Figure 1. Example of lipidomics applied to omega 3 research: dendrogram resulting from the hierarchical cluster analysis of atrial rat cardiomyocytes isolated from control and docosahexaenoic (DHA)-treated rats. Unpublished data. Methodological details can be found in Lamaziere et al. [33].

Figure 1. Example of lipidomics applied to omega 3 research: dendrogram resulting from the hierarchical cluster analysis of atrial rat cardiomyocytes isolated from control and docosahexaenoic (DHA)-treated rats. Unpublished data. Methodological details can be found in Lamaziere et al. [33].

Another mechanistic application of lipidomics to omega 3 research concerns the differential distribution of DHA and EPA in the various lipid classes. As an example, the former mostly accumulates into phospholipids whereas the latter contributes to cholesterol esters [34]. Likely, the biological importance of phospholipids is higher than that of cholesterol esters because they originate from important lipid mediators; their compositional modulation by diet or supplement should result into more relevant biological actions.

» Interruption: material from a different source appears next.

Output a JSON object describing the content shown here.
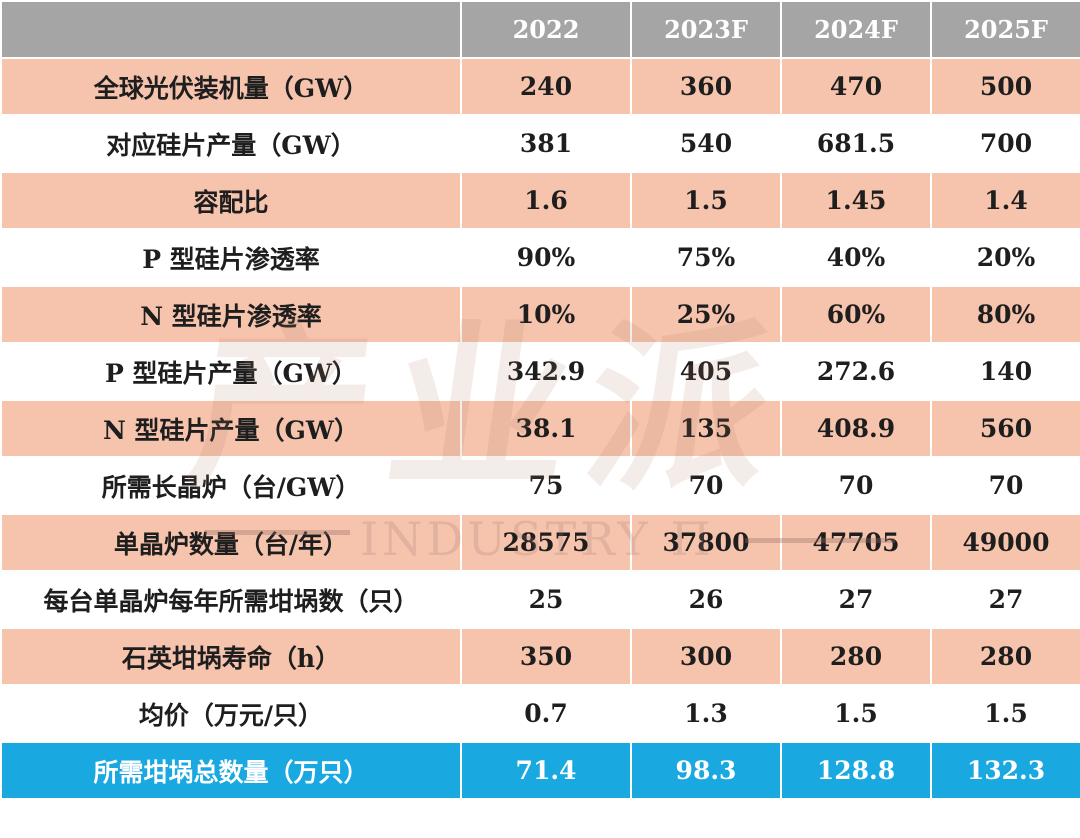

Finally, we should not forget that the in vivo effects of omega 3 fatty acids likely depend on capsules’ formulation, i.e., tryacylglycerols vs. ethyl esters vs. phospholipids [35] and on whether they are taken as supplements or as part of food items (either food as such [36] or functional food such as milk [37,38]). It is conceivable that omega 3 fatty acids’ bioavailability and subsequent distribution in the body might be different depending on the matrix [35]. This can be explored by proper lipidomic approaches.

In recent years, much investigation has been dedicated to bioactive small molecules that activate the resolution of acute inflammation [39]. These molecules are autacoids that include resolvins, protectins, and maresins, which are formed from EPA and DHA during acute inflammation. Interestingly, resolvins and protectins can currently be synthesized [40], which paves the way to their future use in therapy. Lipid-mediator lipidomic profiling of self-resolving exudates (after solid-phase extraction) allowed framing the time course of inflammation resolution and elucidating the roles played by these important omega 3-derived molecules [40]. Alas, the lipidomic methods that have been successfully employed to clarify the lipid mediator profiles of phagocytes and inflammatory exudates [41] have never been employed in omega 3 clinical trials, thus preventing drawing firm conclusions on their real contribution to the resolution of inflammation in humans.

6. Conclusions

While the assessment of relevant biomarkers, e.g., blood pressure, glycaemia, or cholesterol is habitual in pharmacological research, research in the omega 3 area has been hampered by the lack of baseline and post-treatment measurements of fatty acid levels. This prevents drawing solid conclusions on the true healthful role of these essential fatty acids. While it is tempting—based on cumulated evidence—to state that the omega 3 myth has been debunked, we need much more focused research before solid conclusions be reached and before we can educe evidence-based recommendations for or against using omega 3 supplements. This is even more relevant for cardiovascular patients who, as reviewed elsewhere [9], are treated with effective and potent drugs and might enjoy additional benefits from omega 3 supplementation only if their basal concentrations are low, i.e., with an omega 3 index <4%.

The wise use of lipidomics should be essential part of future omega 3 trials and would help untangle this current riddle.